Projects / Proyek
Malware Detection Analysis Using Gated Graph Neural Networks and Graph Convolutional Networks
IEEE-published research achieving 98.20% accuracy and AUC-ROC ≈ 0.999 in malware detection.
Overview / Ringkasan
Published at the 2025 1st International Conference on Artificial Intelligence Technology (ICoAIT), IEEE. This paper introduces a practical malware detection framework that transforms memory-dump features into graph structures and analyzes them using a sequential hybrid architecture combining Gated Graph Neural Networks (GGNN) and Graph Convolutional Networks (GCN).
Challenge / Tantangan
The exponential growth of malware threats has created an urgent need for adaptive and accurate detection methods.

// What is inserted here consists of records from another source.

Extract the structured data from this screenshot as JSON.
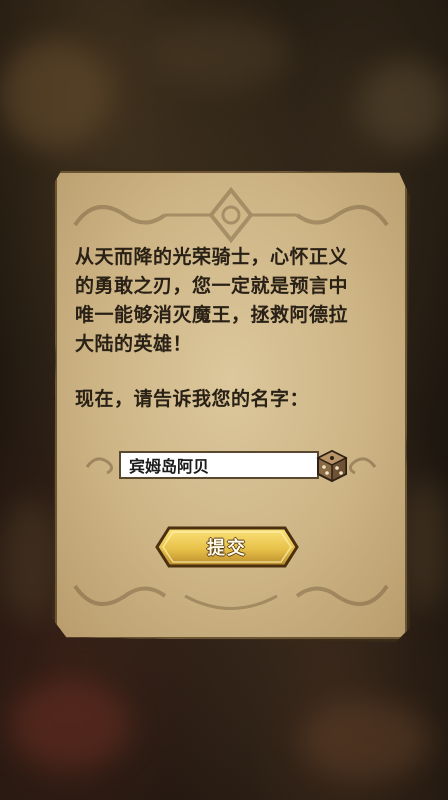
{
  "dialog": {
    "story_lines": [
      "从天而降的光荣骑士，心怀正义",
      "的勇敢之刃，您一定就是预言中",
      "唯一能够消灭魔王，拯救阿德拉",
      "大陆的英雄！"
    ],
    "prompt": "现在，请告诉我您的名字：",
    "name_input": {
      "value": "宾姆岛阿贝",
      "placeholder": ""
    },
    "random_name_icon": "dice-icon",
    "submit_label": "提交"
  },
  "colors": {
    "parchment": "#cdb485",
    "text": "#2a2116",
    "button_gold": "#e8c24a",
    "background": "#1c150e"
  }
}
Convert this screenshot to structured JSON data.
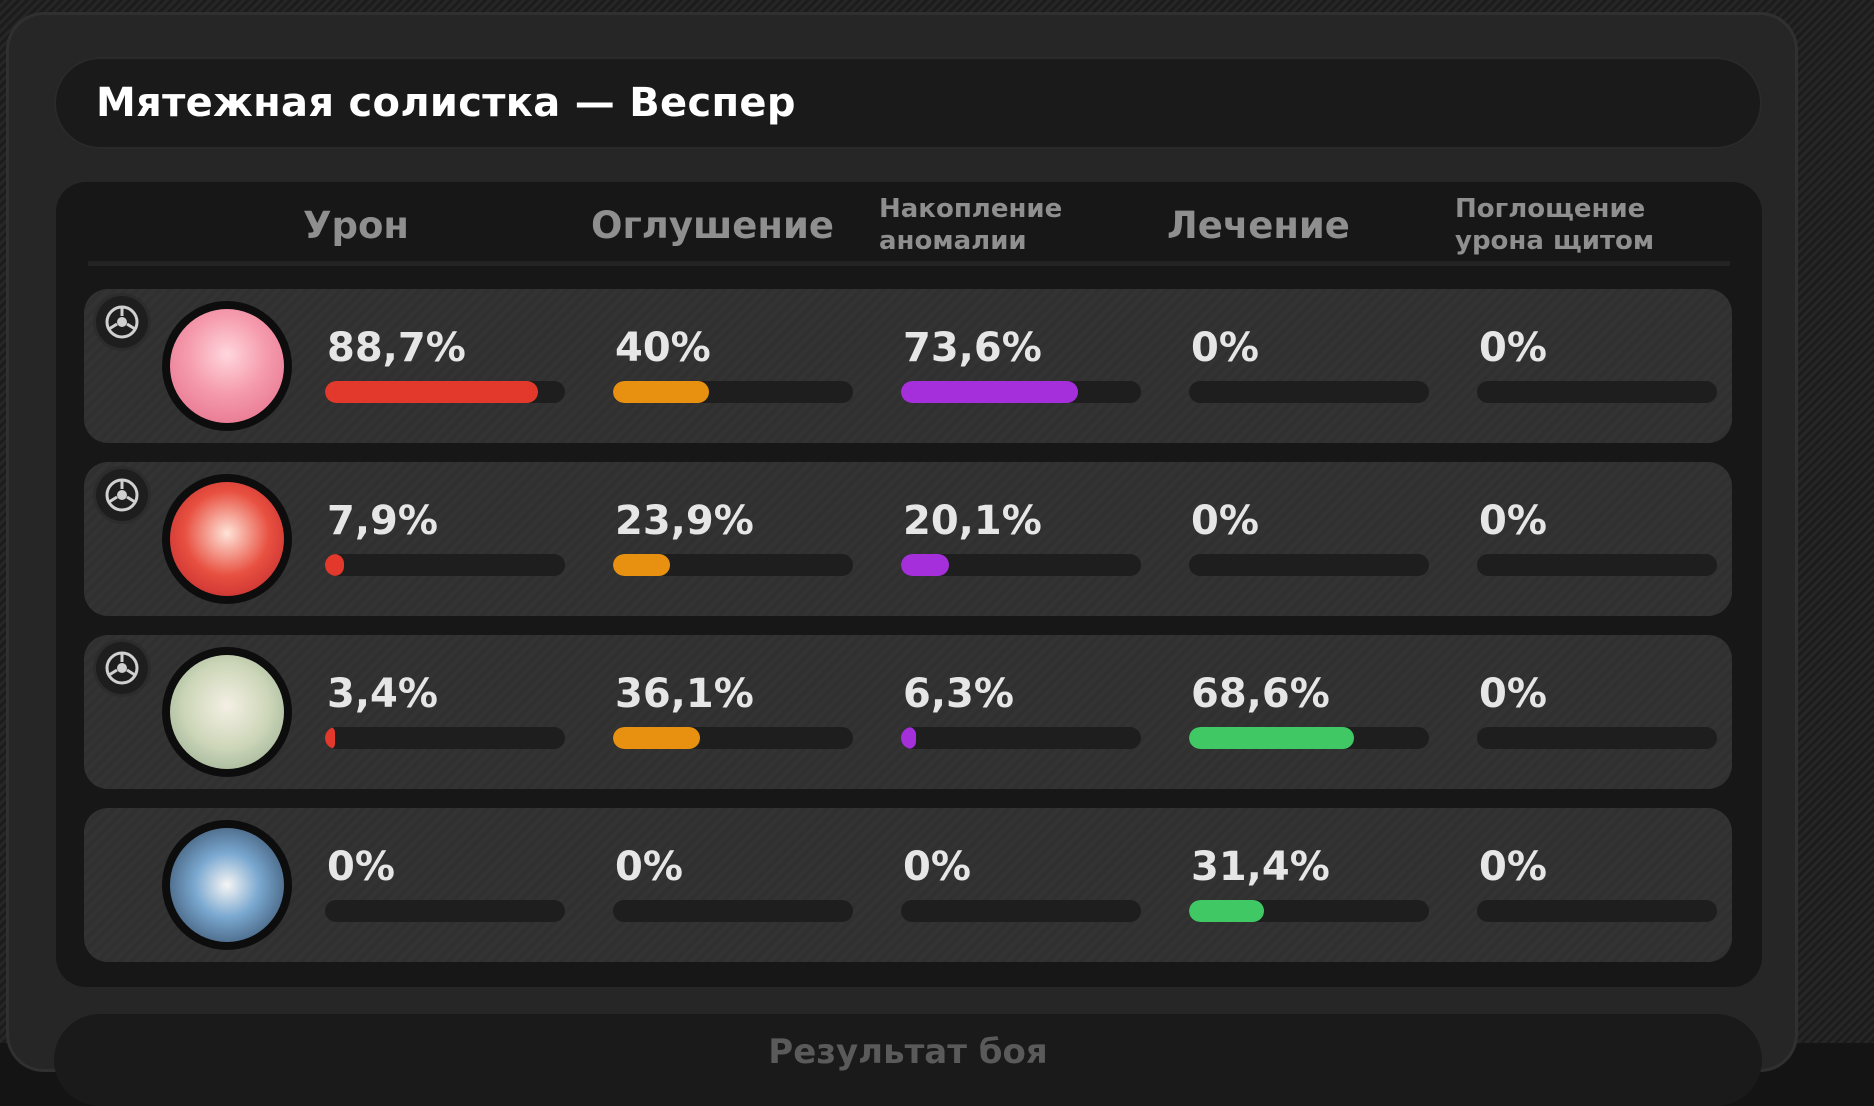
{
  "title": "Мятежная солистка — Веспер",
  "columns": {
    "damage": "Урон",
    "stun": "Оглушение",
    "anomaly_line1": "Накопление",
    "anomaly_line2": "аномалии",
    "healing": "Лечение",
    "shield_line1": "Поглощение",
    "shield_line2": "урона щитом"
  },
  "colors": {
    "damage": "#e2392c",
    "stun": "#e8900f",
    "anomaly": "#a62fdc",
    "healing": "#3fc864",
    "shield": "#3f7fe0"
  },
  "rows": [
    {
      "avatar_icon": "pink-hair-agent-portrait",
      "badge_icon": "attack-role-icon",
      "has_badge": true,
      "damage": {
        "label": "88,7%",
        "value": 0.887
      },
      "stun": {
        "label": "40%",
        "value": 0.4
      },
      "anomaly": {
        "label": "73,6%",
        "value": 0.736
      },
      "healing": {
        "label": "0%",
        "value": 0
      },
      "shield": {
        "label": "0%",
        "value": 0
      }
    },
    {
      "avatar_icon": "red-hair-agent-portrait",
      "badge_icon": "support-role-icon",
      "has_badge": true,
      "damage": {
        "label": "7,9%",
        "value": 0.079
      },
      "stun": {
        "label": "23,9%",
        "value": 0.239
      },
      "anomaly": {
        "label": "20,1%",
        "value": 0.201
      },
      "healing": {
        "label": "0%",
        "value": 0
      },
      "shield": {
        "label": "0%",
        "value": 0
      }
    },
    {
      "avatar_icon": "green-hair-agent-portrait",
      "badge_icon": "support-role-icon",
      "has_badge": true,
      "damage": {
        "label": "3,4%",
        "value": 0.034
      },
      "stun": {
        "label": "36,1%",
        "value": 0.361
      },
      "anomaly": {
        "label": "6,3%",
        "value": 0.063
      },
      "healing": {
        "label": "68,6%",
        "value": 0.686
      },
      "shield": {
        "label": "0%",
        "value": 0
      }
    },
    {
      "avatar_icon": "bangboo-portrait",
      "badge_icon": "",
      "has_badge": false,
      "damage": {
        "label": "0%",
        "value": 0
      },
      "stun": {
        "label": "0%",
        "value": 0
      },
      "anomaly": {
        "label": "0%",
        "value": 0
      },
      "healing": {
        "label": "31,4%",
        "value": 0.314
      },
      "shield": {
        "label": "0%",
        "value": 0
      }
    }
  ],
  "footer": "Результат боя"
}
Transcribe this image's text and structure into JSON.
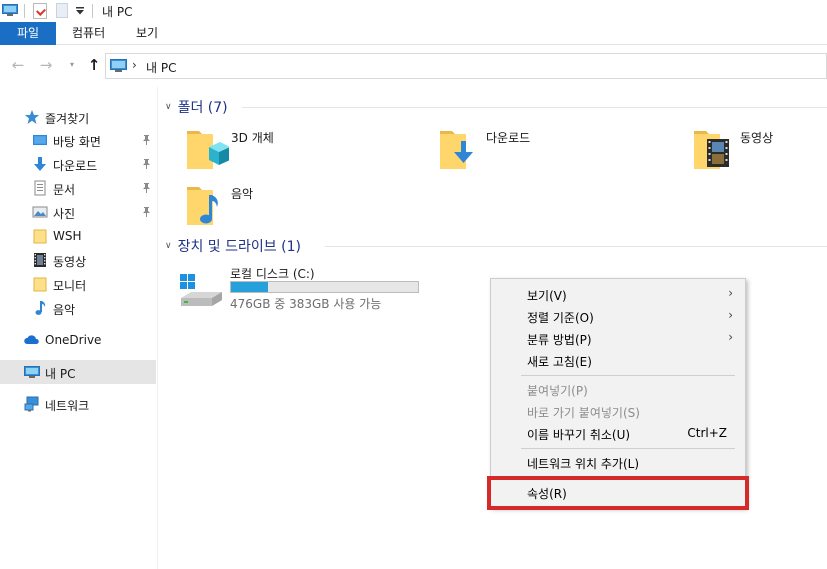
{
  "title": "내 PC",
  "ribbon": {
    "tabs": [
      "파일",
      "컴퓨터",
      "보기"
    ]
  },
  "address": {
    "chevron": "›",
    "location": "내 PC"
  },
  "nav_icons": {
    "back": "←",
    "forward": "→",
    "history": "▾",
    "up": "↑"
  },
  "sidebar": {
    "quick_access": "즐겨찾기",
    "items": [
      {
        "label": "바탕 화면",
        "icon": "desktop-icon",
        "pinned": true
      },
      {
        "label": "다운로드",
        "icon": "download-icon",
        "pinned": true
      },
      {
        "label": "문서",
        "icon": "document-icon",
        "pinned": true
      },
      {
        "label": "사진",
        "icon": "picture-icon",
        "pinned": true
      },
      {
        "label": "WSH",
        "icon": "folder-icon",
        "pinned": false
      },
      {
        "label": "동영상",
        "icon": "video-icon",
        "pinned": false
      },
      {
        "label": "모니터",
        "icon": "folder-icon",
        "pinned": false
      },
      {
        "label": "음악",
        "icon": "music-icon",
        "pinned": false
      }
    ],
    "onedrive": "OneDrive",
    "this_pc": "내 PC",
    "network": "네트워크"
  },
  "folders_group": {
    "title": "폴더 (7)",
    "folders": [
      "3D 개체",
      "다운로드",
      "동영상",
      "음악"
    ]
  },
  "drives_group": {
    "title": "장치 및 드라이브 (1)",
    "drive": {
      "name": "로컬 디스크 (C:)",
      "status": "476GB 중 383GB 사용 가능",
      "used_fraction": 0.2
    }
  },
  "context_menu": {
    "view": "보기(V)",
    "sort": "정렬 기준(O)",
    "group": "분류 방법(P)",
    "refresh": "새로 고침(E)",
    "paste": "붙여넣기(P)",
    "paste_shortcut": "바로 가기 붙여넣기(S)",
    "undo_rename": "이름 바꾸기 취소(U)",
    "undo_shortcut": "Ctrl+Z",
    "add_network_location": "네트워크 위치 추가(L)",
    "properties": "속성(R)",
    "submenu_arrow": "›"
  },
  "colors": {
    "accent": "#1a6ec4",
    "highlight_box": "#d42a2a",
    "drive_bar": "#26a0da",
    "group_title": "#1e3287"
  }
}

Traditional approaches that require binary disassembly or CFG extraction are computationally expensive and not scalable.
Solution / Pendekatan
Developed a sequential hybrid architecture (GGNN→GCN) that constructs graphs efficiently via feature similarity from memory-dump data, enabling scalable deployment. Validated with ablations, comparisons, and diagnostic visualizations.
Results / Dampak Terukur
On a balanced dataset of 58,596 samples: 98.20% accuracy, 97.55% precision, 98.88% recall, 98.21% F1-score, AUC-ROC ≈ 0.999, PR-AUC = 1.00. Outperforms single-architecture baselines and recent methods.